We are insisting on peace, but if you touch us .... V. Maiakovskii
[From Churchill’s torch]
War Against The USSR
[On Churchill’s flyer]
Crusade Against The USSR
[On De Gaulle’s Hat]
Zhul Mok
Of the noted Soviet poster artists of the photomontage and Socialist Realism aesthetics, Viktor Borisovich Koretskii stands out as one of the most iconic. Koretskii attended the Secondary Professional Art School in Moscow from 1921 to 1929. He began working as a professional graphic designer in 1931 and he immediately gained recognition in the Soviet Union. His professional break-through occurred while working for the major state publishing houses Iskusstvo and Ogiz-Izogiz. During this that period of his work, he concentrated on (and perfected) his technique of photomontage. However, the period of the early 1930s in the Soviet Union meant that Koretskii had to move away from his own avant-garde style of discontinuous photomontage in order to be more consistent with the Socialist Realist dogma dictated by the government. During the 1930s, Koretskii also worked as an artistic director and decorator for Nikolai Okhlopkov 's Realistic Theatre and for Yurii Zavadsky's theatre-studio. From 1939 to 1987, he was a member of the editorial board of the film advertising publishing house Reklamfilm.

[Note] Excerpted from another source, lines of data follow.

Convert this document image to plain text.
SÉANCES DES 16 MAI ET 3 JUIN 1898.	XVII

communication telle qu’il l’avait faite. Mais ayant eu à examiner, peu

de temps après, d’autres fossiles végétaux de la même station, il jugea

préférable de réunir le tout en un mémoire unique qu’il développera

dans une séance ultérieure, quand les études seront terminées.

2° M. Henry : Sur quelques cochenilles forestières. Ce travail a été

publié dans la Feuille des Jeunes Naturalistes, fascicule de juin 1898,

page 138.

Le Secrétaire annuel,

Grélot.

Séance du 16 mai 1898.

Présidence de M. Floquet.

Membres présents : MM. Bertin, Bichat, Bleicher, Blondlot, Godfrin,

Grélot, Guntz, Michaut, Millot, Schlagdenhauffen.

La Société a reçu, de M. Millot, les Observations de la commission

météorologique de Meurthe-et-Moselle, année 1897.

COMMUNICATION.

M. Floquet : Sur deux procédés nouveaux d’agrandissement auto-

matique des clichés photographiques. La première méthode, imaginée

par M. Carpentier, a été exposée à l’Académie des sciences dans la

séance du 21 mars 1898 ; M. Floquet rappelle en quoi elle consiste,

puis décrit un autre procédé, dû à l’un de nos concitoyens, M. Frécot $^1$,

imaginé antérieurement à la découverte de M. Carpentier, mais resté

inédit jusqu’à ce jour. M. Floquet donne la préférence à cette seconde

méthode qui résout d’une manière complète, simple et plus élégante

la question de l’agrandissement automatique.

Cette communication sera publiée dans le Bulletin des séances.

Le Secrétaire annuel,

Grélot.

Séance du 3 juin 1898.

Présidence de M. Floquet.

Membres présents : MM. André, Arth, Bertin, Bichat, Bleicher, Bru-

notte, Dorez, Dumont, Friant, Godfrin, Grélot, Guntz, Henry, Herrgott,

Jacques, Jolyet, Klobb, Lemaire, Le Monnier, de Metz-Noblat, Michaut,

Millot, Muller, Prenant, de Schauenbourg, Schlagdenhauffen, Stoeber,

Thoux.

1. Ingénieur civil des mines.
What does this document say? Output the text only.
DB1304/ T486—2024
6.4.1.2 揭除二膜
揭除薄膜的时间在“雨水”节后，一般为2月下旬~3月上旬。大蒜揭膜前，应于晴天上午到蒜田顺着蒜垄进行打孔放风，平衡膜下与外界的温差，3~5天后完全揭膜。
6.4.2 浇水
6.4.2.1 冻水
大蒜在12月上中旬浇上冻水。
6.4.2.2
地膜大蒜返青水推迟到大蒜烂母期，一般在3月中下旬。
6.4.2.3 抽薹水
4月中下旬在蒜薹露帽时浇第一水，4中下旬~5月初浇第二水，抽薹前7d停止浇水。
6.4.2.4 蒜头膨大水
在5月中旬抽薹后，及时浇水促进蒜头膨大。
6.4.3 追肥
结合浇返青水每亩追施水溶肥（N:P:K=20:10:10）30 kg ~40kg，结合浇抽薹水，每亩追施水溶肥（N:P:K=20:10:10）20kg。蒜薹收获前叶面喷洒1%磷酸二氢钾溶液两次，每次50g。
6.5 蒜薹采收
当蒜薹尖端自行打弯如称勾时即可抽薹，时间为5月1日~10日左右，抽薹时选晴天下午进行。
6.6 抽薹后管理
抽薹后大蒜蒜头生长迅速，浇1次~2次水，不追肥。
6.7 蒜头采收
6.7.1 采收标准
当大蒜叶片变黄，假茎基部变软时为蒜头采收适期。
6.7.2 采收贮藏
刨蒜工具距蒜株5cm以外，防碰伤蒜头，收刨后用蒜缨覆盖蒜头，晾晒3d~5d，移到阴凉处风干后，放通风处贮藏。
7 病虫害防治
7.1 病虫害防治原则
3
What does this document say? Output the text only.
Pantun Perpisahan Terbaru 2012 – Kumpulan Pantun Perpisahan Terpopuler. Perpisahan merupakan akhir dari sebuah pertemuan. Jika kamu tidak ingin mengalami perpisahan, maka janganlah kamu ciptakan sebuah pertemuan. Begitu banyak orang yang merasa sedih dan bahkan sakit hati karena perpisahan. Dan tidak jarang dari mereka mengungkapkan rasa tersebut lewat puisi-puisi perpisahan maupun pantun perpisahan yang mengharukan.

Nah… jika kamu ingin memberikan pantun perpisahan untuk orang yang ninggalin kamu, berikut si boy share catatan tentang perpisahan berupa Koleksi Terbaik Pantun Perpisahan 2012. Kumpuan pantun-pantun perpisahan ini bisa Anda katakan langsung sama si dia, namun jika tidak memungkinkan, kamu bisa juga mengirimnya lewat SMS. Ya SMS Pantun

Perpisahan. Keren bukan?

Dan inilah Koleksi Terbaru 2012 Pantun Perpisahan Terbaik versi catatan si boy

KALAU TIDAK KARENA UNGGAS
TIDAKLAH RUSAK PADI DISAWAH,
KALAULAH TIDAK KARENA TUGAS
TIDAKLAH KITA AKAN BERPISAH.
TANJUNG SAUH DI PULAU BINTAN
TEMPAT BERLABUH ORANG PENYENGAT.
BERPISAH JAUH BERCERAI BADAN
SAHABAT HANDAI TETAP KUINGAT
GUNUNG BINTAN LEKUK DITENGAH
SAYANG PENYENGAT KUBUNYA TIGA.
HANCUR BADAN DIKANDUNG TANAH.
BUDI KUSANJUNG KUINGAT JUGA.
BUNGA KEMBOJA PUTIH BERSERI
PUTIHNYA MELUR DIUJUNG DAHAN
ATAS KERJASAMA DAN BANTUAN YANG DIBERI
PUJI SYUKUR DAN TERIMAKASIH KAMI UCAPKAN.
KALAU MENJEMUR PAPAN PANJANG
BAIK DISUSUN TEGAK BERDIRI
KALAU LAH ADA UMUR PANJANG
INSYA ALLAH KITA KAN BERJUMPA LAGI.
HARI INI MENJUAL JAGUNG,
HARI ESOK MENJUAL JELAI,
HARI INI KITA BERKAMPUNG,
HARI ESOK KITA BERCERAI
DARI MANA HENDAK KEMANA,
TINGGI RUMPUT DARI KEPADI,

The 24th Lithography Workshop of Glavpoligrafizdat (Main Administration for Matters of Polygraphic Industry Publishing and Book Selling) was located at at Kronverkskaia and Mir Streets in Leningrad (St. Petersburg). Historically, the workshop had its roots in Imperial Russia as a large printing operation founded in 1881 by Theodore Kibbel (Fedor Fyodorovich Kibbel'). Shortly after the printer was nationalized by the Soviets, it became the 1st State Lithography Workshop and in 1924, it was named in honor of Mikhail Pavlovich Tomskii (1880-1936), the head of the Soviet trade union and head of the State Publishing House. In the early 1930s, the printer was reorganized as the 24th Lithography Workshop of Ogiz (Association of State Book and Magazine Publishers). Glavpoligrafizdat was instituted as the workshop’s operations manager in 1949 (when Ogiz was dissolved) and, it was subordinate to the Council of Ministries of the USSR, the main executive agency of the nation from 1946 until 1991.
Iskusstvo was the Art Publishing House (A.K.A. Visual Arts Publishing) that was created in 1936 from Ogiz-Izogiz (State Art and Literature Publishing House). It disseminated books and journals dealing with graphic design and the fine arts, and it issued numerous posters. Since the Iskusstvo banner was part of the State Printing Works in Leningrad (St. Petersburg) and Moscow, its two main offices were located in those two cities.